There, at the hospital, everything that he had held in high regard like career and the unending hustle seemed meaningless and he bemoaned the things he took for granted.

“First it made me realize that sometimes we take things too seriously and life is short.

“You stress about so many things…you know that common saying Bora Uhai? People say it like a joke, but for me, that is really what that learning was but in a different way. Are you alive, are you healthy? That is what is important...

“You don’t realize things are thick until you are in hospital… As long as you are alive, healthy, everything else is just a by the way…” He pointed out.

Nameless during the interview [Photo: Courtesy]

The singer also highlighted the massive role played by his family and friends as he lay in hospital, “guys came from all over, they were constantly there. For the first 10 days, it was intense, it was worrying and a lot of people came in checking in on me, just being around.

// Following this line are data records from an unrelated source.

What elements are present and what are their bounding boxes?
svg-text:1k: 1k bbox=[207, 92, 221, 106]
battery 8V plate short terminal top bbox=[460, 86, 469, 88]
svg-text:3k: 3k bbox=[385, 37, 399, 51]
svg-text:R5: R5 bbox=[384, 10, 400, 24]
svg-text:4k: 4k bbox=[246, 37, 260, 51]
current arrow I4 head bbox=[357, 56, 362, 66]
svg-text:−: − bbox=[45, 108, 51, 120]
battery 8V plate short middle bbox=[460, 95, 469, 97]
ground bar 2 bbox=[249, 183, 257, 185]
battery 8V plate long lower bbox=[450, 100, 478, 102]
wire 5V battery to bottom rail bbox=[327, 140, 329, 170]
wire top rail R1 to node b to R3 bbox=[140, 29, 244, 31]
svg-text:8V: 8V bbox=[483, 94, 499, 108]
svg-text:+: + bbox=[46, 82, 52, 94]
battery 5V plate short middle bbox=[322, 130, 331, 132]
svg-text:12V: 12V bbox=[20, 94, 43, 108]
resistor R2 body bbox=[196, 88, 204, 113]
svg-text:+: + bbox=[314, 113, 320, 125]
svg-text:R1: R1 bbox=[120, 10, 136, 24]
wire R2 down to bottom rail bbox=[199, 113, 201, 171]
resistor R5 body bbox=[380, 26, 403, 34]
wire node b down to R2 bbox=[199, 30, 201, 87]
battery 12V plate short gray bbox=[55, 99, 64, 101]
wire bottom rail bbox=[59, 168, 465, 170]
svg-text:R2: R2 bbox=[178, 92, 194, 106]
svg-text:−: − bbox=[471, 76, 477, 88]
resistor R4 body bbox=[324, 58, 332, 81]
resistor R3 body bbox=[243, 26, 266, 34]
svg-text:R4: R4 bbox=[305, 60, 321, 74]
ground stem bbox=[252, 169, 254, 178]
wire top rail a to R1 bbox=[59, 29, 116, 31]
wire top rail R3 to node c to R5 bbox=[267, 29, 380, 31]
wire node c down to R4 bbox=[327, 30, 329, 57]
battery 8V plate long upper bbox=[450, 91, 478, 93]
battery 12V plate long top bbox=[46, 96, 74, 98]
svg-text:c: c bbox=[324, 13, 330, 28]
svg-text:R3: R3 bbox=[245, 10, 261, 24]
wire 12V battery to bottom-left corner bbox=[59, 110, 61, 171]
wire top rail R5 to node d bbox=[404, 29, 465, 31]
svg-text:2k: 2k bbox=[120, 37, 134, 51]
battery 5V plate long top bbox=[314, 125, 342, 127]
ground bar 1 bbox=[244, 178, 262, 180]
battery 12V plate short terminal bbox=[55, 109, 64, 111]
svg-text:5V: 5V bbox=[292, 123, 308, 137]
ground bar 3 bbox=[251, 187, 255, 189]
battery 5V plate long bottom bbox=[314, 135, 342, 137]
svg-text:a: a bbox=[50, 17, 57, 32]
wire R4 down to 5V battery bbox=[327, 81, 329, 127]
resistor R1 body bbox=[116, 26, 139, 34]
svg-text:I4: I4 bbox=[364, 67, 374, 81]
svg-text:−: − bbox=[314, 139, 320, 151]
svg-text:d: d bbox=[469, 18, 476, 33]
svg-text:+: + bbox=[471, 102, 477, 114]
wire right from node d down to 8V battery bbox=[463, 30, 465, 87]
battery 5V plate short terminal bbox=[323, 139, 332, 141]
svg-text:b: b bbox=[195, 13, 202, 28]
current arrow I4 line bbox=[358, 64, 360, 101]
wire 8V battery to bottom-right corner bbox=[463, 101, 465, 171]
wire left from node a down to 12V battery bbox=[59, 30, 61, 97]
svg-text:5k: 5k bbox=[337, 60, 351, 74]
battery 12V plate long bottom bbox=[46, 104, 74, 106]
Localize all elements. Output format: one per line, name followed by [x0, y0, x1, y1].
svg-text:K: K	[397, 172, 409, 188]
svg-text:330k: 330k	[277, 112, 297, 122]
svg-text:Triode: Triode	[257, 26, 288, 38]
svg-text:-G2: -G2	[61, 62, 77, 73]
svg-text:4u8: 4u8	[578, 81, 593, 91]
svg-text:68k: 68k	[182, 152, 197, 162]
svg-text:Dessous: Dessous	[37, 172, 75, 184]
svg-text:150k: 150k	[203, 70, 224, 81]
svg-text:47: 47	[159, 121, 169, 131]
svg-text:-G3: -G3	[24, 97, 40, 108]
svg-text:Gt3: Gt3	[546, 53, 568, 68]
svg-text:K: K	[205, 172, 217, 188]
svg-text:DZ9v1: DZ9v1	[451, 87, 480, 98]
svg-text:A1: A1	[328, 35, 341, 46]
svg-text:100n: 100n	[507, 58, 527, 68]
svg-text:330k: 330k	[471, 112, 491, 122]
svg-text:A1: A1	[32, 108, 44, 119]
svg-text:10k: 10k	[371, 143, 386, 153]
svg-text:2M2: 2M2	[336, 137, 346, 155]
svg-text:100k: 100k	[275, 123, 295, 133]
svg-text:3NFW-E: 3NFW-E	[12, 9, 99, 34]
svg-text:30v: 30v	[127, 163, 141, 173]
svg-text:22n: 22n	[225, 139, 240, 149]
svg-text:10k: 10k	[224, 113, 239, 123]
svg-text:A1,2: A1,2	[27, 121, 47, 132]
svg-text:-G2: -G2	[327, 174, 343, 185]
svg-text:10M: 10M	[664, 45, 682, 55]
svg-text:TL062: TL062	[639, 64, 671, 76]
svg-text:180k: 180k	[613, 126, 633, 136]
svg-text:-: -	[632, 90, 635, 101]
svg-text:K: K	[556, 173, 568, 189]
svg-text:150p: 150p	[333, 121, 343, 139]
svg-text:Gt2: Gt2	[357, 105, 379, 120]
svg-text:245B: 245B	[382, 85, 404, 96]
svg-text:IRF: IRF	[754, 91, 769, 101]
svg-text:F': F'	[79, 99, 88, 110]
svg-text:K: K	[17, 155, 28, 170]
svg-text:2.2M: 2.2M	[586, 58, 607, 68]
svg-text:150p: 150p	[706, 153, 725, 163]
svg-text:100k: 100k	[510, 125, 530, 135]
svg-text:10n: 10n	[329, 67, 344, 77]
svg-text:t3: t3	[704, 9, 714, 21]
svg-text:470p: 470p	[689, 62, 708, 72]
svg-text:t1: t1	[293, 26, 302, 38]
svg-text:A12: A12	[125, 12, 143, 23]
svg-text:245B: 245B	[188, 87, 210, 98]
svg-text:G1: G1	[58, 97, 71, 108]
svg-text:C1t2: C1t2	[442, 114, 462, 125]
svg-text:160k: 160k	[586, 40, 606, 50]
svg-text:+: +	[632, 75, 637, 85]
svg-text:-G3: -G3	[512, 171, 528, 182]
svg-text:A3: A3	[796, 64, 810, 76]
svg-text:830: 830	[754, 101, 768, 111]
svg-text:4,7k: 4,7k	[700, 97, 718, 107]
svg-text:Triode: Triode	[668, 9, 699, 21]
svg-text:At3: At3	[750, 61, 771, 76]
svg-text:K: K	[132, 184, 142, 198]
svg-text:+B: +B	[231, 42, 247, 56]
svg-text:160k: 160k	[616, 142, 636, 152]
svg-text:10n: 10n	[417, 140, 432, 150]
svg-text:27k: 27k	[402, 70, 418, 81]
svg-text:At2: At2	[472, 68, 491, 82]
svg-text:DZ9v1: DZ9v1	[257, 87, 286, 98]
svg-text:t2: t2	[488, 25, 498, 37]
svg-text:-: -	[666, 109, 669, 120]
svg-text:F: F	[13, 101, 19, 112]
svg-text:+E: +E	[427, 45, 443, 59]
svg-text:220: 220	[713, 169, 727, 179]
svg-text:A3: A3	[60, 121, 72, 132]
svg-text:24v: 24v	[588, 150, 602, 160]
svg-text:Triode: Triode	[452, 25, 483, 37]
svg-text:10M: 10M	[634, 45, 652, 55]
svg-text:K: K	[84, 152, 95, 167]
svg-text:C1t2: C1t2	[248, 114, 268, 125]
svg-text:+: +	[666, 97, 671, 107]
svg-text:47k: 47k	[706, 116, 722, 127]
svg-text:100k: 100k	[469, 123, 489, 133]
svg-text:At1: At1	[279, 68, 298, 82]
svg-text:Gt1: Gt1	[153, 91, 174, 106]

“There was a lot of prayers. Because at that time your connection with God just increases times 10. You realize you plan for things and God has the last say. My kids were not brought until towards the end, so they don’t get scared."

Nameless had to forego the bookings he had made for the peak months of October, November and December that year.

“I was told by the doctor bro you just almost died, forget about work….Then it sank in, that shifted me to just relax, it was high season, I had bookings, I had to tell them no. Let me just enjoy being alive," noted the singer.

The singer hopes by sharing his experience will start conversations across the country on the condition.